La semaine dernière, c'était réunion afghane à Paris...

La semaine dernière, c'était réunion afghane à Paris. Des amies, il en est venu de Kaboul, d'Allemagne et du monde entier (par la pensée et le téléphone). Trois générations se sont retrouvées sous mon toit. Alors que je faisais les honneurs de la capitale, un certain nombre d'incidents sont pourtant venus assombrir l'humeur festive.

Déjà, en arrivant au pied de la Tour Eiffel, nous avions été assiégées par les colporteurs qui voulaient fourguer leurs marchandises. Alors que Hadjera avait déjà acheté quelques babioles, Rachida continuait à être importunée et avait l'air désemparé, empêtrée qu'elle était dans sa poussette pour presser le pas, et incapable de répondre puisqu'elle ne parle pas Français. Je m'adressai alors à l'homme, en lui demandant de la laisser tranquille. Il me répondit avec mépris : "Ce n'est pas à toi que je parle, ça ne te regarde pas !" J'ai dû hausser le ton pour qu'il comprenne que je défendais la tranquillité d'une invitée.
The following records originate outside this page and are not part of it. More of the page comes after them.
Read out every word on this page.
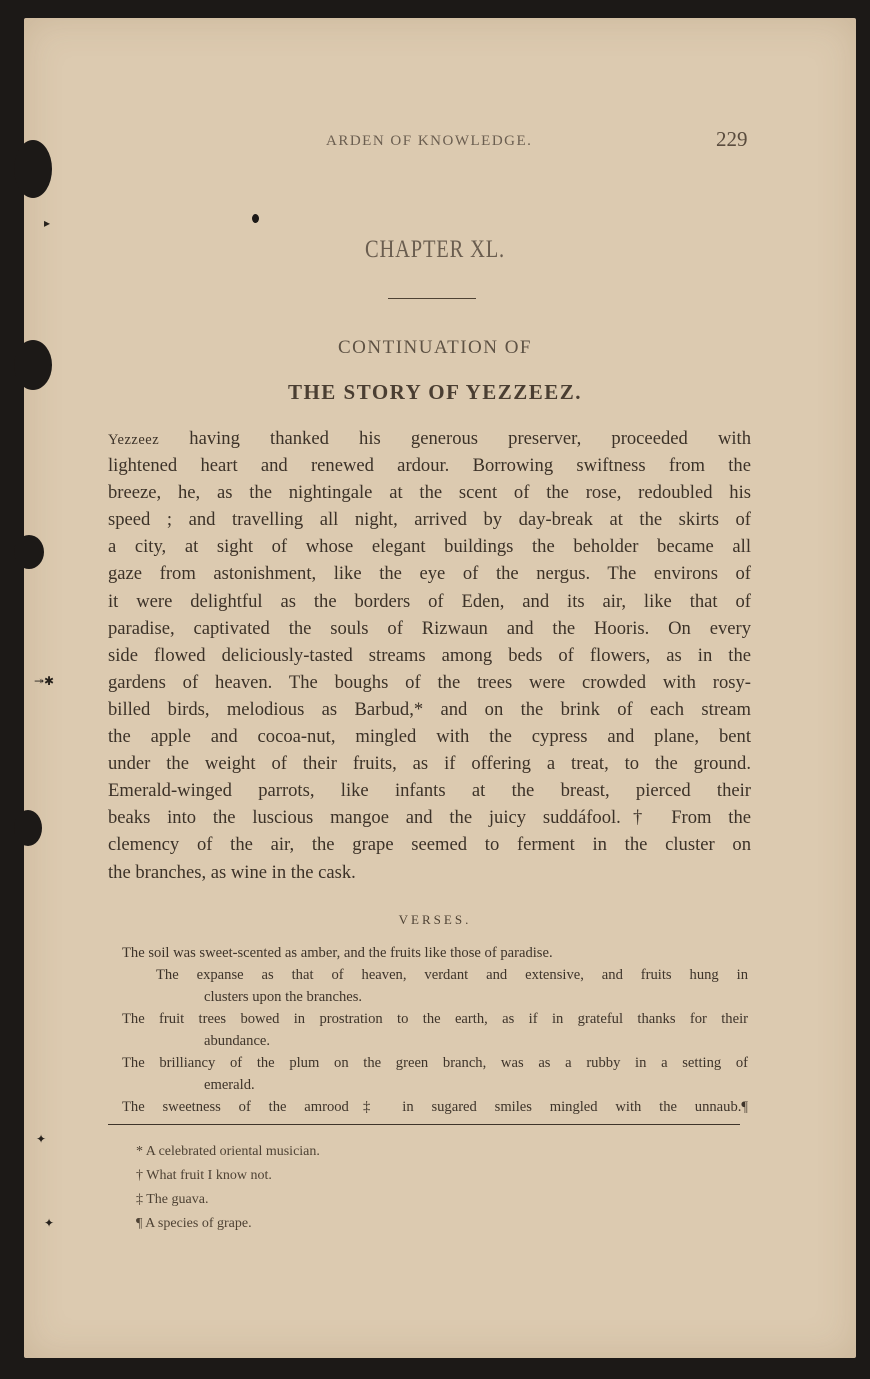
▸
↠✱
✦
✦
ARDEN OF KNOWLEDGE.	229
CHAPTER XL.
CONTINUATION OF
THE STORY OF YEZZEEZ.
Yezzeez having thanked his generous preserver, proceeded with
lightened heart and renewed ardour. Borrowing swiftness from the
breeze, he, as the nightingale at the scent of the rose, redoubled his
speed ; and travelling all night, arrived by day-break at the skirts of
a city, at sight of whose elegant buildings the beholder became all
gaze from astonishment, like the eye of the nergus. The environs of
it were delightful as the borders of Eden, and its air, like that of
paradise, captivated the souls of Rizwaun and the Hooris. On every
side flowed deliciously-tasted streams among beds of flowers, as in the
gardens of heaven. The boughs of the trees were crowded with rosy-
billed birds, melodious as Barbud,* and on the brink of each stream
the apple and cocoa-nut, mingled with the cypress and plane, bent
under the weight of their fruits, as if offering a treat, to the ground.
Emerald-winged parrots, like infants at the breast, pierced their
beaks into the luscious mangoe and the juicy suddáfool.† From the
clemency of the air, the grape seemed to ferment in the cluster on
the branches, as wine in the cask.
VERSES.
The soil was sweet-scented as amber, and the fruits like those of paradise.
The expanse as that of heaven, verdant and extensive, and fruits hung in
clusters upon the branches.
The fruit trees bowed in prostration to the earth, as if in grateful thanks for their
abundance.
The brilliancy of the plum on the green branch, was as a rubby in a setting of
emerald.
The sweetness of the amrood‡ in sugared smiles mingled with the unnaub.¶
* A celebrated oriental musician.
† What fruit I know not.
‡ The guava.
¶ A species of grape.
Il y eut aussi l'incident des berges de la Seine. Alors que nous étions assises à contempler le fleuve, l'une de mes invitées s'est levée pour prendre le groupe en photo. Un homme en costume, apparemment sorti de l'un des bateaux-mouches amarrés un peu plus loin, s'est approché pour crier : "Ah non ! Pas ici ! Partez !" Surprise, je me suis avancée vers lui et lui ai demandé poliment : "Ah bon, c'est interdit de prendre des photos ? Je ne vois pas de panneau et je croyais que c'était une promenade..." Il a expliqué en maugréant : "Ah, pardon, il y a des Roms qui descendent ici pour faire la manche auprès des clients..." Il avait, sur le seul indice de ses longs cheveux bruns, pris Rachida pour une mendiante, et il défendait son commerce ! Ma honte et ma gêne ont redoublé.

Le lendemain, enfin, il y eut le retour vers la Gare de l'Est, et nous étions six à attendre le RER, avec enfants, poussette et beaucoup de bagages. Vu l'heure, il y avait très peu de monde sur le quai. La rame s'arrêta et les portes se sont à peine ouvertes que le signal de fermeture sonnait déjà. Pour accélérer le mouvement, nous montions dans deux portes différentes, et pourtant la porte se referma sur la poussette (avec le bébé dedans !), alors qu'il restait encore deux personnes sur le quai. Malgré mes cris, le conducteur ne s'est pas donné la peine de regarder ce qui se passait, il a fait l'annonce standard : "Veuillez ne pas empêcher la fermeture des portes !" sans même débloquer le système de fermeture. Nous avons dû batailler à deux pour débloquer la poussette et permettre à tout le monde de se retrouver dans la voiture. Je suis atterrée.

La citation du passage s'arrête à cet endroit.